When asked what his favorite thing about CHA is, he quickly answered, “the people.” Seventy percent of CHA’s employees are former military. This gives the entire CHA team a unique insight into what its major military clients need and how to best meet those needs. According to Charlie, CHA’s greatest strength lies in hiring employees that are both reliable and “will give you more.” He went on to say, “We work for a higher calling. I know that sounds clichéd, but for many of us it is the reason we come to work.” At this point in his life, he doesn’t need to work. He could easily retire tomorrow, he says, but then he “wouldn’t have the joy of coming to work.” The fact that he goes to work with people who feel that same professional satisfaction is a big reason CHA has enjoyed the success it has.
C-ARTS ranks high on Charlie’s list of recent or ongoing CHA projects. With the Navy’s Sailor 2025 initiative, it’s clear the future of military training requirements lies less in traditional “brick and mortar” settings, and more in getting military members the training they need when they need and where they need it. That CHA, under the guidance of specific government leadership, was able to build and deliver the “most modern training facility ever made available to the carrier warfighter,” is something he is understandably extremely proud of accomplishing. Of course, being a ship manpower guy at heart, Charlie is also pleased with the work CHA does in that area as well. Manpower is, in his estimation, “the most expensive and most important component of any ship or system and the related life cycle costs.” While he’s seen multiple attempts over his 40+ years of experience, he’s very proud of how hard CHA is working on improving the base manpower for the existing crew members.
In five years he sees CHA “doing what we do best:” supporting the warfighter of today and tomorrow. Ten years from now is slightly trickier to predict as it depends on the needs of the nation, but Charlie is confident CHA will be there leading the way. When asked what project or idea he’d like to see CHA tackle he immediately answered, “Really, just providing the most advanced training we can deliver.” Precisely what CHA is already doing so successfully. “Great companies are known by how they react to change, not staying static, looking ahead of the curve.
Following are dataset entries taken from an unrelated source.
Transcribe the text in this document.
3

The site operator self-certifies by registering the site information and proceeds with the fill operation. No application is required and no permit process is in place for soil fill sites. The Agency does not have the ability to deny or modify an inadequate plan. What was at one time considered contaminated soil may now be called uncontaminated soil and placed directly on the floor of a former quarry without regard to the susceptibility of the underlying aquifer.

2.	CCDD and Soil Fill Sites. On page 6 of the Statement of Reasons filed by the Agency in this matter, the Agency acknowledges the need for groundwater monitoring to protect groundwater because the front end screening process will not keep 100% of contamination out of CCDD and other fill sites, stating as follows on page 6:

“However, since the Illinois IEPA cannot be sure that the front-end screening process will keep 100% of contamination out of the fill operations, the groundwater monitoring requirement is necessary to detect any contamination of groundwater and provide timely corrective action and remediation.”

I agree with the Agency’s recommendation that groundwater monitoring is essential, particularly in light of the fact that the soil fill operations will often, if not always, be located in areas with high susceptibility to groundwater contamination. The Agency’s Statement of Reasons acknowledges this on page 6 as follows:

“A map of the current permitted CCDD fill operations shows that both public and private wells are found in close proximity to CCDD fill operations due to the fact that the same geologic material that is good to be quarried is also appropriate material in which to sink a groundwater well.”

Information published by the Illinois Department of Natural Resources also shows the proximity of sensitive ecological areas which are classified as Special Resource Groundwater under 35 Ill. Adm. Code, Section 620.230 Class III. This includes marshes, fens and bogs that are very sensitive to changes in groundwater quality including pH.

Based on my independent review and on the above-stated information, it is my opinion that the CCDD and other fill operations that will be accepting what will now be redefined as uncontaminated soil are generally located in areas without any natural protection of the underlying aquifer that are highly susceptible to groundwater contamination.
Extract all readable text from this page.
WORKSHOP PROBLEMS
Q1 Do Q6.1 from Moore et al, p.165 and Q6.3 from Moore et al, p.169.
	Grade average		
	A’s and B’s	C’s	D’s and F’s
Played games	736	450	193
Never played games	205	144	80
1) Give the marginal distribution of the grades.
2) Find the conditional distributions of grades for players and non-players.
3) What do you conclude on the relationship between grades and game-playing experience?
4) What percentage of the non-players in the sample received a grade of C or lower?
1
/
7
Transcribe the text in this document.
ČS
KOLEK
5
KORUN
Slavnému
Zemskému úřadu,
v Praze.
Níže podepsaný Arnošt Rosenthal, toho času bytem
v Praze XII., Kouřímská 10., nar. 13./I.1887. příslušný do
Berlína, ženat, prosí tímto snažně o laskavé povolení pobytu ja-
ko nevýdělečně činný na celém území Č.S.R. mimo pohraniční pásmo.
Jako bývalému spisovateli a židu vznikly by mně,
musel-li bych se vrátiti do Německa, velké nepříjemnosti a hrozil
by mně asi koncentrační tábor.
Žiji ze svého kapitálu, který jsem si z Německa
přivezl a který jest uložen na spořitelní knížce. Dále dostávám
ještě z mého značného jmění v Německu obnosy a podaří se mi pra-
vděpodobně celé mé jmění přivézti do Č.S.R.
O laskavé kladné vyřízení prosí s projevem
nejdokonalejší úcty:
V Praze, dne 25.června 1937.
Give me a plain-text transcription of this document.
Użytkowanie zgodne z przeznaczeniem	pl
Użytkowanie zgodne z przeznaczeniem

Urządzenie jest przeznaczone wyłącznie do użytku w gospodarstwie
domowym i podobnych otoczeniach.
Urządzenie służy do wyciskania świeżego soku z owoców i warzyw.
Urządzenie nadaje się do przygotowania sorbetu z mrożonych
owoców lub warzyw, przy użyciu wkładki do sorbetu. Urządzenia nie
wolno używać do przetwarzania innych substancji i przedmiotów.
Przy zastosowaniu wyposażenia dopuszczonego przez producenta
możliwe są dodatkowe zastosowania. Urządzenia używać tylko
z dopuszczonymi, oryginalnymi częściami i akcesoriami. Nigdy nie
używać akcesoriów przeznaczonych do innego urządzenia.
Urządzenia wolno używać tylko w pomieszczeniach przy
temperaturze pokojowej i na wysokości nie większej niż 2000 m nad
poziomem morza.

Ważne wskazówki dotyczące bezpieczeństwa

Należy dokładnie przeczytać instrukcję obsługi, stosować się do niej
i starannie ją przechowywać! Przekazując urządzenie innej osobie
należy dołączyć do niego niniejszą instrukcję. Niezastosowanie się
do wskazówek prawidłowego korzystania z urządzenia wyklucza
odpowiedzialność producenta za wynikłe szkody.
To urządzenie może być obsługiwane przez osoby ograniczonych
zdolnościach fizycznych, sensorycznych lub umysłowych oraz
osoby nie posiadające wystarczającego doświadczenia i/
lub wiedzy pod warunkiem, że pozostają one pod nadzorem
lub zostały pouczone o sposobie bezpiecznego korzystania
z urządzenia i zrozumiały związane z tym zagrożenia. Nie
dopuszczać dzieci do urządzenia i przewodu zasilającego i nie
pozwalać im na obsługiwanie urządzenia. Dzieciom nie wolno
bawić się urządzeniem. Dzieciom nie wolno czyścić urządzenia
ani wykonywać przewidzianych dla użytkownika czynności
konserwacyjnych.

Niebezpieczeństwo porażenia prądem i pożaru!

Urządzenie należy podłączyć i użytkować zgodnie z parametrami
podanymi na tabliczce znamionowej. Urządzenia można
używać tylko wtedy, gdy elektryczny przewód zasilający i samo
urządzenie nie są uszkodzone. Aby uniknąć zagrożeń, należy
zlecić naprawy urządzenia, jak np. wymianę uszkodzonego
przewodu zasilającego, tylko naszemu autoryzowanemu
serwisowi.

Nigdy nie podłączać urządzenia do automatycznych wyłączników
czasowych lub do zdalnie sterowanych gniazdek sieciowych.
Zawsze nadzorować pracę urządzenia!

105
I hope CHA can continue down that path.”
Of course, we had to ask our venerable VP for some fun facts we could share. He told us he’s from the tiny town of Cleveland, Tennessee, outside of Chattanooga, but his accent kind of gives that away. So we pressed for more. He offered that he has been involved in three start-up companies, with CHA being the most successful one. OK…better, but we were looking for more. He told us he’s married to a wonderful lady, a veterinarian. Very cool – and possibly one of the coolest non-CHA jobs around – but we’re greedy. Finally, he provided us with this gem: he calls his 98-year-old mother every day. She was an English teacher, Charlie told us, and she still yells at him every time he uses words in the wrong way. Now that was worth the wait!